Il nostro arrivo a Cinigiano, il comune centrale della denominazione, viene salutato in piazza dalla sindaca Romina Sani con tanto di fascia tricolore, e al gruppo si aggiunge per la foto celebrativa pure il simpatico Tito, ciclista ormai ottantenne che osserva con occhi increduli la tecnologia delle due biciclette fornite da Renzo Toni e dalla sua Ciclofficina Valli Bolognesi. Biciclette che, va detto, finora hanno superato ogni prova senza difficoltà, ma facciamo gli scongiuri perché ancora non è finita…
Il passaggio successivo prevede l’incontro con il Consorzio di tutela del Montecucco. Ad attenderci nella sede a Poggio al Sasso c’è il vicepresidente Giampiero Pazzaglia, che durante l’incontro ha sottolineato le potenzialità dei vini prodotti nel territorio, geograficamente grande ma piuttosto piccolo in termini di superficie vitata (circa 1.500 ettari).
Dopo il Consorzio, ecco la visita all’azienda del Montecucco più importante per estensione. Si tratta di Colle Massari, realtà appartenente a un gruppo presente anche a Montalcino (con Poggio di Sotto e Tenuta San Giorgio) e a Bolgheri (con Grattamacco). Una realtà quasi totalmente ipogea e dove tutto viene curato nel minimo dettaglio. I tempi sono sempre stretti, ma c’è spazio per una rapida degustazione e per una visita in cantina. Oltre al vermentino, l’etichetta più ricercata è il sangiovese in purezza Poggio Lombrone, che prima di affinare in legno grande passa attraverso la fermentazione aerobica in tini aperti.

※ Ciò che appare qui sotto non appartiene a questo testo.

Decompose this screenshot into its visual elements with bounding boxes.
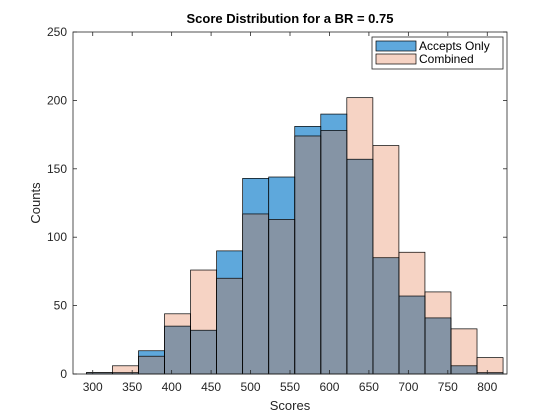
x-tick-label-650: 650 <box>359 380 379 394</box>
bar-overlap-13 <box>424 317 451 374</box>
legend-label-1: Combined <box>419 52 474 66</box>
y-tick-label-200: 200 <box>47 93 67 107</box>
bar-overlap-1 <box>112 372 139 374</box>
bar-overlap-8 <box>294 135 321 374</box>
bar-overlap-0 <box>86 372 113 374</box>
bar-overlap-11 <box>372 257 399 374</box>
y-axis-label: Counts <box>28 182 43 224</box>
bar-overlap-2 <box>138 356 165 374</box>
bar-overlap-10 <box>346 159 373 374</box>
x-tick-label-750: 750 <box>438 380 458 394</box>
axes-layer: 300 350 400 450 500 550 600 650 700 750 800 0 50 100 1… <box>47 25 508 394</box>
x-tick-label-600: 600 <box>319 380 339 394</box>
bar-overlap-4 <box>190 330 217 374</box>
x-tick-label-800: 800 <box>477 380 497 394</box>
y-tick-label-100: 100 <box>47 230 67 244</box>
legend-swatch-0 <box>375 40 417 52</box>
bar-overlap-12 <box>398 296 425 374</box>
bar-combined-15 <box>477 357 504 374</box>
x-axis-label: Scores <box>270 398 311 413</box>
x-tick-label-350: 350 <box>122 380 142 394</box>
bar-overlap-5 <box>216 278 243 374</box>
y-tick-label-150: 150 <box>47 162 67 176</box>
x-tick-label-300: 300 <box>83 380 103 394</box>
chart-title: Score Distribution for a BR = 0.75 <box>187 11 394 26</box>
bar-overlap-9 <box>320 130 347 374</box>
bar-overlap-14 <box>450 365 478 374</box>
bar-overlap-6 <box>242 213 269 374</box>
bar-overlap-15 <box>477 372 504 374</box>
bar-overlap-3 <box>164 326 191 374</box>
y-tick-label-50: 50 <box>54 299 68 313</box>
legend-label-0: Accepts Only <box>419 39 490 53</box>
bar-overlap-7 <box>268 219 295 374</box>
x-tick-label-450: 450 <box>201 380 221 394</box>
bar-combined-1 <box>112 365 139 374</box>
legend-swatch-1 <box>375 53 417 65</box>
x-tick-label-500: 500 <box>241 380 261 394</box>
y-tick-label-250: 250 <box>47 25 67 39</box>
x-tick-label-400: 400 <box>162 380 182 394</box>
x-tick-label-550: 550 <box>280 380 300 394</box>
x-tick-label-700: 700 <box>398 380 418 394</box>
y-tick-label-0: 0 <box>60 367 67 381</box>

Dopo il lungo viaggiare, è arrivato il tempo della preghiera. Sì perché la tappa successiva ci porta a visitare il Monastero di Siloe, ma la scusa è sempre la stessa… Già, perché i monaci sono anche viticoltori e producono un Ciliegiolo di tutto rispetto. Padre Stefano ci accoglie squisitamente e quel che si apre dal monastero è un paesaggio incantevole, con tanto di appartamenti in legno vista valle (in lontananza si intravede perfino il mare) utilizzati per accogliere gli ospiti in ritiro spirituale. Quanto al Ciliegiolo, il vino supera la prova degustazione e spicca per freschezza, frutto croccante e piacevolezza.
A quel punto, la preghiera è necessaria per ringraziare chi di dovere nell’aver garantito – in una settimana di tempo orrendo – una certa protezione dall’acqua… ed ecco che ci siamo fermati nella chiesetta del monastero per partecipare alla messa celebrata alle ore 18 di venerdì (ed è tutto ampiamente documentato).
Ultima sosta con pernottamento all’azienda di Salustri, realtà storica del Montecucco e la prima ad aver scommesso sull’invecchiamento dei vini. Marco Salustri ha una sua idea molto chiara e condivisibile sullo stile del Sangiovese e sull’identità dei vini prodotti nel territorio. E il suo Santa Marta è un vero gioiello, con enorme potenziale di longevità e un rapporto qualità/prezzo a dir poco eccezionale, mentre Terre d’Alviero ha la stoffa del vino al tempo stesso vivace e austero. Qui uno di noi – il Marchetto, oramai diventato un fenomeno internazionale – incontra pure una sua vecchia conoscenza di Praga, ospite per l’occasione nella parte hospitality dell’azienda. E allora la degustazione diventa un’occasione per un aggiornamento sulla situazione in Boemia.
Eccoci poi alla cena. Dopo giorni a salumi, formaggi e pane per cena sognavamo un piatto di insalata fresca e nulla più… e le nostre richieste sono prontamente esaudite. Il piatto della serata, infatti, è polenta con cinghiale… Secondo voi lo abbiamo lasciato sul piatto?